Au soir du lundi 27 juillet, l’opposition était encore sous le choc alors que le gouvernement burundais était tout sourire. C’est la première véritable fissure qui apparaît au sein d’une opposition qui était d’accord depuis des mois sur ce qu’elle considère comme un dénominateur commun : le « non » au troisième mandat au président Pierre Nkurunziza et le refus de participer à un processus électoral dénoncé également par la communauté internationale.
Et le coup est d’autant plus rude qu’Agathon Rwasa est le principal opposant à Nkurunziza. Aujourd’hui, il estime que le forcing de son frère ennemi, issu comme lui de la rébellion hutu du Burundi, « a bien réussi ». Après avoir critiqué le scrutin, Agathon Rwasa a donc décidé de se rendre à l’évidence. Il est allé siéger à l’Assemblée nationale lundi lors de la première session de la législature, accompagné de 18 autres députés issus de la coalition des Indépendants de l’Espoir.
Ceci a jeté un froid entre lui et son allié, Charles Nditijé, de l'Uprona, qui a décidé de boycotter l’Assemblée nationale avec ses 10 partisans élus députés. « La rupture n’est pas encore consommée avec Rwasa » explique Nditijé, qui dit ne pas comprendre la logique politique qui l’a guidé.

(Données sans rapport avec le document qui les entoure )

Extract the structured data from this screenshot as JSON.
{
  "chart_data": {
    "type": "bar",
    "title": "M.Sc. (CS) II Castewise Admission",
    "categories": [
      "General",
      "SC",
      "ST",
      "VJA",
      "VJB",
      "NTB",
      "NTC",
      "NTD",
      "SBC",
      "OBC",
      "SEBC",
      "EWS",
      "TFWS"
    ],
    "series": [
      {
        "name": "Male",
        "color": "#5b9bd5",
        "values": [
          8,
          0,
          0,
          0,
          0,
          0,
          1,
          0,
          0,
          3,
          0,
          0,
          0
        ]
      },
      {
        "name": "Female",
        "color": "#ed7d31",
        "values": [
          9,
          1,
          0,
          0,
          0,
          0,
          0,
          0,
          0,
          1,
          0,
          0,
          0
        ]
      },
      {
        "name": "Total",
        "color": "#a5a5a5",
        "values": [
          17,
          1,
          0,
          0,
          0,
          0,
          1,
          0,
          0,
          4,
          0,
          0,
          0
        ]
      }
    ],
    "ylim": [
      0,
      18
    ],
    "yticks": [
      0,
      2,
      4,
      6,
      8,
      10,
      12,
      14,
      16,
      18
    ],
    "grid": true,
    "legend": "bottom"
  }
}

« Vous pouvez changer de fusil d’épaule, de position ou profiter des situations nouvelles qui vous permettent de mieux gagner votre bataille à défaut de gagner la guerre. Or, aujourd’hui, Rwasa en entrant à l’Assemblée nationale n’a même pas la minorité de blocage pour le vote des lois. Même si on lui donnait la moitié des membres du gouvernement, le pouvoir ne se joue pas au gouvernement, il se joue dans les instances du Parlement où on vote les lois, il se joue au niveau de l’administration territoriale parce que c’est là que les intérêts de la population sont défendus ou bafoués. Donc quelque part c’est l’entrée par la petite porte. Je ne vois pas en quoi cela va changer positivement la situation politique et la situation sécuritaire. Cette machine ne va pas s’arrêter parce qu’Agathon Rwasa entre dans des institutions. Demain, à la moindre altercation avec le pouvoir, il va être chassé. Quelque part, il se met la corde autour du cou », estime le président de l'Uprona.
Dans l’opposition radicale burundaise on est plus sévère encore. On parle de trahison, même si pour le moment personne ne veut endosser publiquement une telle déclaration qui signerait la rupture avec le chef de file de l’opposition. Et on assure que cela ne vient pas changer à la volonté de combattre le pouvoir Nkurunziza, d’autant qu’ils se sentent revigorés par le soutien de la communauté internationale.